The space agency will use the lander to find more information about the inside of the Red Planet, according to Universe Today.

The mission will focus on finding out how planets develop their cores, mantles and crusts.

Scientists will work with tools that have never been used before on Mars to gather information on these interior zones, Jet Propulsion Observatory reported. InSight will launch in March 2016 from Vanderberg Air Force Base on the California coast.
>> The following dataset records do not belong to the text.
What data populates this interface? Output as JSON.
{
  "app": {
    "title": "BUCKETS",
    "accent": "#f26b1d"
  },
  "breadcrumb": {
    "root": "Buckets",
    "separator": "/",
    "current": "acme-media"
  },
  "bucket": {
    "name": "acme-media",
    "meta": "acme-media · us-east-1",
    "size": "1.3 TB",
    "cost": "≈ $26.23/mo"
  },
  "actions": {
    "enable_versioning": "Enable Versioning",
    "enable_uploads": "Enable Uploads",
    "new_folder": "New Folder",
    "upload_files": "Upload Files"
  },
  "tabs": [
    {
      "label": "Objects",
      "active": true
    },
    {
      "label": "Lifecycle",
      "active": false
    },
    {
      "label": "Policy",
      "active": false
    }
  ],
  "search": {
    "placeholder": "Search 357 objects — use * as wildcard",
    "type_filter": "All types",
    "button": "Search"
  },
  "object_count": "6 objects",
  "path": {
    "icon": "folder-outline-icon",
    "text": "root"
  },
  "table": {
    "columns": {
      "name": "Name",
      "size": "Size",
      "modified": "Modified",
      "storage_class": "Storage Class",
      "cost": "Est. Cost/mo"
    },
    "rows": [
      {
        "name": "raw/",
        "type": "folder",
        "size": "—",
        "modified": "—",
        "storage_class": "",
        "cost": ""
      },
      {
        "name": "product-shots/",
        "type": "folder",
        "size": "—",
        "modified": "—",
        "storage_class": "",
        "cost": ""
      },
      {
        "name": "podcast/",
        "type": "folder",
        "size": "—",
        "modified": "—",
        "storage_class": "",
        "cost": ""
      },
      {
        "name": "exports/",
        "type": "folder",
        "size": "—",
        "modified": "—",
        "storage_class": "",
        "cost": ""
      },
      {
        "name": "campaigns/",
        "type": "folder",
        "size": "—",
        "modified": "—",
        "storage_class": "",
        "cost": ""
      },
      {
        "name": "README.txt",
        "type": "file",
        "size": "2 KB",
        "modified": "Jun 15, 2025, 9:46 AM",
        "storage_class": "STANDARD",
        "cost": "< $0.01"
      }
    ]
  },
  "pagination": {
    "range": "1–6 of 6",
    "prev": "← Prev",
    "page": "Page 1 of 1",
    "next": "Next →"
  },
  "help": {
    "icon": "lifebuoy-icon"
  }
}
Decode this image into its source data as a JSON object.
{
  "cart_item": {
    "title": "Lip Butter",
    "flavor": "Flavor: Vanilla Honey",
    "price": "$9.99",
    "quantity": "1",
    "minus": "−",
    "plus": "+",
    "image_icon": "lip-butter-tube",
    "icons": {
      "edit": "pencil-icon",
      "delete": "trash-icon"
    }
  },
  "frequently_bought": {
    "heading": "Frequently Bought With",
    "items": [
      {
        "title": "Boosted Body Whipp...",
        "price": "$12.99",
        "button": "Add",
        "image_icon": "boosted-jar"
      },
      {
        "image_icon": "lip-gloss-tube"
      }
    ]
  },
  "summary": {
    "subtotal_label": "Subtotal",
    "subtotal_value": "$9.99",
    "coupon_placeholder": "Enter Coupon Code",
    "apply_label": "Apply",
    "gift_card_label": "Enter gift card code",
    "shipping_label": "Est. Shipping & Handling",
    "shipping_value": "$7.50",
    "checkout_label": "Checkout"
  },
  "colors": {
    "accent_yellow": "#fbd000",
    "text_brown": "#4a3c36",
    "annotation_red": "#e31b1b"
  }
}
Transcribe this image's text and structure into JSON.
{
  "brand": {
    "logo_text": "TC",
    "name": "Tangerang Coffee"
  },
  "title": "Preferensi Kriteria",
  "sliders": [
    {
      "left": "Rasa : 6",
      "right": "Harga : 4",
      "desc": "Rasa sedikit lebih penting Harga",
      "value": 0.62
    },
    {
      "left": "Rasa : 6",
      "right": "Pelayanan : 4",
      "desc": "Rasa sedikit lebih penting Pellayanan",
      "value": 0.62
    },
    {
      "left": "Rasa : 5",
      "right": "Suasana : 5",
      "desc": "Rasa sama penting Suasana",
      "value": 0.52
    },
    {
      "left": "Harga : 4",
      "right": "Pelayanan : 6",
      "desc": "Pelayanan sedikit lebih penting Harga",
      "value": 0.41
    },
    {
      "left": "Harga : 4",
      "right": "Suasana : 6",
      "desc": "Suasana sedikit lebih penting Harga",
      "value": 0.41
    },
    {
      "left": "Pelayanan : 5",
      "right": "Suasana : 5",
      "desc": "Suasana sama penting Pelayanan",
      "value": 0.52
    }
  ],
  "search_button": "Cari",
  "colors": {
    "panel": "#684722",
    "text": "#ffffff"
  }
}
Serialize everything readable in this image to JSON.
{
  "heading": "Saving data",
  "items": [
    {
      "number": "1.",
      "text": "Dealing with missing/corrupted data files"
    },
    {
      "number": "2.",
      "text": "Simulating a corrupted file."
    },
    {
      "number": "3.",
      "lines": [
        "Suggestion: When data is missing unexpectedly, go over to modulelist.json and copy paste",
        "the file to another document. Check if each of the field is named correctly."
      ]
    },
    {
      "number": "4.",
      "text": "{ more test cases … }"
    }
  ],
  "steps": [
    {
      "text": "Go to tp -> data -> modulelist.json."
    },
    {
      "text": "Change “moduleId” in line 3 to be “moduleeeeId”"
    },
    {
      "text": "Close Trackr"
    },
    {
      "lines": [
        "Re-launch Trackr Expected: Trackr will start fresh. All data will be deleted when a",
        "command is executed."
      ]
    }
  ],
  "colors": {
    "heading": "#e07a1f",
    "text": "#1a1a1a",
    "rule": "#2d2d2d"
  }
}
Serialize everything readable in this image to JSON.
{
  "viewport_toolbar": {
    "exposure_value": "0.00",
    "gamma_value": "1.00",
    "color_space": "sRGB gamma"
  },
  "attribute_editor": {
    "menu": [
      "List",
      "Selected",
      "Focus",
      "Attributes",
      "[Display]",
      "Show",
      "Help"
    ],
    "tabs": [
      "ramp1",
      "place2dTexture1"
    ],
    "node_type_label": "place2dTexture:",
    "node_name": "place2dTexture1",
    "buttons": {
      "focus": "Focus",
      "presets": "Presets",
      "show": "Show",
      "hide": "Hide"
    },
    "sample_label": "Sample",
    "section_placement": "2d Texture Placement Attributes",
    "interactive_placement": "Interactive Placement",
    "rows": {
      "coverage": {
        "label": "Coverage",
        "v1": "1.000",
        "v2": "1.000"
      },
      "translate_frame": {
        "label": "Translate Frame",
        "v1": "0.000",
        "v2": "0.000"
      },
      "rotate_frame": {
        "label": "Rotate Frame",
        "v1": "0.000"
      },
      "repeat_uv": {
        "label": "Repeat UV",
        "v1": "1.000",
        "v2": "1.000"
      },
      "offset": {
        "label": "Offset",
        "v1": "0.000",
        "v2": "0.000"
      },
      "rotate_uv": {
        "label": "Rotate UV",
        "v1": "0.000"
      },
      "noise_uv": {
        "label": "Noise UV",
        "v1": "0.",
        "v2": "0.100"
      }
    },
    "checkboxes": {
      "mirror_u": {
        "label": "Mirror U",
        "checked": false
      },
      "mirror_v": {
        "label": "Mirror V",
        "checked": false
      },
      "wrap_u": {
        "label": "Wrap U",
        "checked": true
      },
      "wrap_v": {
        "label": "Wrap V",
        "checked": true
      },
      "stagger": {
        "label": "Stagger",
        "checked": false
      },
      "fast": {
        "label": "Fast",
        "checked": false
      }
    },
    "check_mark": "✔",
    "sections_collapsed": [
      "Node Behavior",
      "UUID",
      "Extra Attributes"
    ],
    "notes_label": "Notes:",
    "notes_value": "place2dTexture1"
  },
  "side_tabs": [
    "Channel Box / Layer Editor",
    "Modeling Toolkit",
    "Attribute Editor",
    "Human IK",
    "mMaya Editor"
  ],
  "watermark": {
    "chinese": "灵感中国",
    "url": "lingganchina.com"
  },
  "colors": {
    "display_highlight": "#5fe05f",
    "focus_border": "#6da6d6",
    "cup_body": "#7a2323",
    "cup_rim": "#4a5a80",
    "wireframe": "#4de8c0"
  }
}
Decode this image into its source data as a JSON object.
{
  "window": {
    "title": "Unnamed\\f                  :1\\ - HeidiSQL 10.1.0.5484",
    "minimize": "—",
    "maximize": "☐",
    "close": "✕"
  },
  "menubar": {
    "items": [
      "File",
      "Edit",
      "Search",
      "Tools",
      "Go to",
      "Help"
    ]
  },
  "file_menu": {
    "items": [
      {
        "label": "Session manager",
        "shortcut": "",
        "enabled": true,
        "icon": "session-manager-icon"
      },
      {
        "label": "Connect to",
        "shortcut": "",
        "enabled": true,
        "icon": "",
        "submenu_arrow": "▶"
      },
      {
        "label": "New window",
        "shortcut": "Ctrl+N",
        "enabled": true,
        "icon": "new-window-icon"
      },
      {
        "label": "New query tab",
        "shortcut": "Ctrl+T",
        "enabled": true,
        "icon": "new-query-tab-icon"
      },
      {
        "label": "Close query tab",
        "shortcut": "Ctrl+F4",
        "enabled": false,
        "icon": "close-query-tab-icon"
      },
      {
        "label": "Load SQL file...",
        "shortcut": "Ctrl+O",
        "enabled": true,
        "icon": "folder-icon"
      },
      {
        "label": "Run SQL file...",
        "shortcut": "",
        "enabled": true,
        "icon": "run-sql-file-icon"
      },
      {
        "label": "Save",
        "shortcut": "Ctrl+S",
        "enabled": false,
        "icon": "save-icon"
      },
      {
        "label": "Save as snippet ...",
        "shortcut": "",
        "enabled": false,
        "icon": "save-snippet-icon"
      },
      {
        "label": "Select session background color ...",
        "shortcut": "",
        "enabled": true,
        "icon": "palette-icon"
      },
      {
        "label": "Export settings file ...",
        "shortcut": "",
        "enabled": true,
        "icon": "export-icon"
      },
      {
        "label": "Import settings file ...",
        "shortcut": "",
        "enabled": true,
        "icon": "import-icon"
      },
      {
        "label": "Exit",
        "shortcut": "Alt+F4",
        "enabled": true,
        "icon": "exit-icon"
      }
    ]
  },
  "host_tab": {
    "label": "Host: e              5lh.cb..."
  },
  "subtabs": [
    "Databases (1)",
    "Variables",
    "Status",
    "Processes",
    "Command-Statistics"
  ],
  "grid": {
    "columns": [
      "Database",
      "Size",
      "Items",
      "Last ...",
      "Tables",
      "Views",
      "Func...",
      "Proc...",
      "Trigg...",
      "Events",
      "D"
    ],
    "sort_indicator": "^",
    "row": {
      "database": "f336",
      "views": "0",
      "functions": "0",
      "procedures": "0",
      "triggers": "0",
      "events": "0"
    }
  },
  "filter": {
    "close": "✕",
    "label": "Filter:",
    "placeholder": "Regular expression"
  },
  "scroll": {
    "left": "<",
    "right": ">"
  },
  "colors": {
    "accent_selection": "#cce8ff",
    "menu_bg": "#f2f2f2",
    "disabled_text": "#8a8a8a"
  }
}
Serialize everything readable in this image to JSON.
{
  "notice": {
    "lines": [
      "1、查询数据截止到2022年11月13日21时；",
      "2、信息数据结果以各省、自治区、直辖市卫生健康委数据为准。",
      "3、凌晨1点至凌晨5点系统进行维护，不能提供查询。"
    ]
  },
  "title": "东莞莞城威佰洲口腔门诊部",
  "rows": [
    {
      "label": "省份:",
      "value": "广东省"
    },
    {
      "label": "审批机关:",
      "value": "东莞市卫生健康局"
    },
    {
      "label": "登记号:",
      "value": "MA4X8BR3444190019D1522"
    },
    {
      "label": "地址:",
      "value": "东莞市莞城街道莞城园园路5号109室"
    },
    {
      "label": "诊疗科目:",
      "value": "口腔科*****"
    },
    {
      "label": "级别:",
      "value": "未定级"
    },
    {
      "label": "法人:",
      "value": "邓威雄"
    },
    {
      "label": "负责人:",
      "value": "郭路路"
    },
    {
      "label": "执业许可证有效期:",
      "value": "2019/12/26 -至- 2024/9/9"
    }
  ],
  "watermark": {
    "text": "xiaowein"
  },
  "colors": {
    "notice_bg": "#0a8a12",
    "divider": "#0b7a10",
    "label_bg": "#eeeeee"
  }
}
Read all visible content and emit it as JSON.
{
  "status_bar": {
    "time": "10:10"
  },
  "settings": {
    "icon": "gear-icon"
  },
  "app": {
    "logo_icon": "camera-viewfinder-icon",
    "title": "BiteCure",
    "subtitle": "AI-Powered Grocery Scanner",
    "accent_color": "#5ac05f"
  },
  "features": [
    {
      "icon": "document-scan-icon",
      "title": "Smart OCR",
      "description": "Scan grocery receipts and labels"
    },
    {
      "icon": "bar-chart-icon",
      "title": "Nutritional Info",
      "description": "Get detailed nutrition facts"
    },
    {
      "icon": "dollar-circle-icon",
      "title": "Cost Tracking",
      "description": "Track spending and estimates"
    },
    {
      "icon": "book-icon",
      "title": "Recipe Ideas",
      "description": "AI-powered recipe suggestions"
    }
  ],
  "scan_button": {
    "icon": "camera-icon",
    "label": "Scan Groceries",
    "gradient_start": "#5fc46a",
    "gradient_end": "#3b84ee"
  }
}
The mission will be the first interplanetary mission to launch from California, and will also help NASA with its goal of sending humans on a mission to Mars in the 2030s.

InSight team leaders were given approval to move into the next stage of preparation after presenting mission design results to a NASA review board last week.

"Our partners across the globe have made significant progress in getting to this point and are fully prepared to deliver their hardware to system integration starting this November, which is the next major milestone for the project," said Tom Hoffman, InSight project manager of NASA's Jet Propulsion Laboratory in Pasadena, California. "We now move from doing the design and analysis to building and testing the hardware and software that will get us to Mars and collect the science that we need to achieve mission success."

The Mars lander will include a robotic arm built with "Surface and borrowing" instruments developed by the National Center of Space Studies (CNES), a space agency from France, and the German Center for Aerospace (DLR), Universe Today reported.

The mission planners expect the lander will sit close to Mars' equator and will provide information about the planet's interior for at least two years. The lander will place the seismometer on the surface. The seismometer will be covered up to protect it from the wind and cold. The robot will also hammer a heat-flow probe into the ground almost three to five yards deep.

The space agency is also planning an experiment that will use a radio link between InSight and NASA's Deep Space Network antennae on Earth to measure the wobble in Mars' rotation, which could reveal whether the planet has a solid or liquid core, Jet Propulsion Observatory reported.

Temperature sensors, a pressure sensor and a magnetometer will be used for the experiment.